Akıl, tamamen dışarıdan gelen sinyallere karşı duyarlı bir yapıdır. Gündelik yaşamımızı oluşturan, hayvani de diyebileceğimiz yaşamda kalma reflekslerimizi güdüleyen ve somuta en hızlı dönüşen soyut varlığımızdır.
Akıl düşünceye dönüşebilir!
Akıl nasıl düşünceye dönüşür?
Hızlı alınmayan kararlarda akıl düşünceye dönüşür.
Aklımıza gelen sinyali hızlıca sonuca ulaştırmadan önce üzerinde zam’an geçirmek, aklın düşünce mekanizmasına devrolmasıdır.
“Hızlı karar verme” derken, aklın düşünce ile istişare yapması öğütlenir.
Düşünceye devr’ol’an akıl verilecek olan kararı beklemeye alır. Artık karar akıldan çıkmış,, verilecek olan karar düşüncede olgunlaşma aşamasındadır.

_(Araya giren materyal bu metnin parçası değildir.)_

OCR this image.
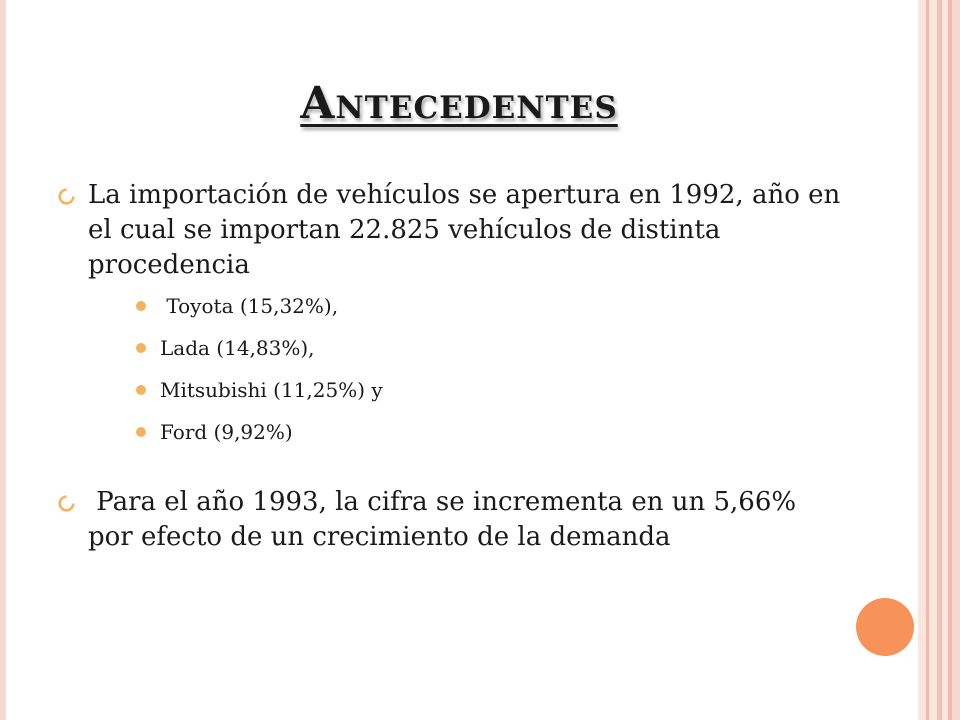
Antecedentes
La importación de vehículos se apertura en 1992, año en el cual se importan 22.825 vehículos de distinta procedencia
Toyota (15,32%),
Lada (14,83%),
Mitsubishi (11,25%) y
Ford (9,92%)
Para el año 1993, la cifra se incrementa en un 5,66% por efecto de un crecimiento de la demanda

Düşünce bu kararı enine boyuna incelerken tüm ihtimalleri kararın üzerinde toplar, bir nevi kaderini seçmek gibidir. Doğacak olan ihtimallerin varsayımları düşüncenin varlığı ile âlemde yaratma potansiyelini oluşturur.
Bu da kaderinin düşüncede yaratıldığının en güçlü kanıtıdır. “Kaderimiz önceden yazılmış” sözü, düşünce aşamasında var’olan ihtimallerdir.
Bir ilâhi vardır, can’lar Mürşid varlığından iyi bilirler; “Kararım kalmaz Allah’ım.” Aşık Yunus..
Burada Mürşid’in düşüncesi karara odaklı değil, gönlünün rızasına odaklıdır.
Mürid olan, olan ya da olmuş olanlar üzerinden bir karar vermektense, O’nun onayını beklemeyi tercih eder.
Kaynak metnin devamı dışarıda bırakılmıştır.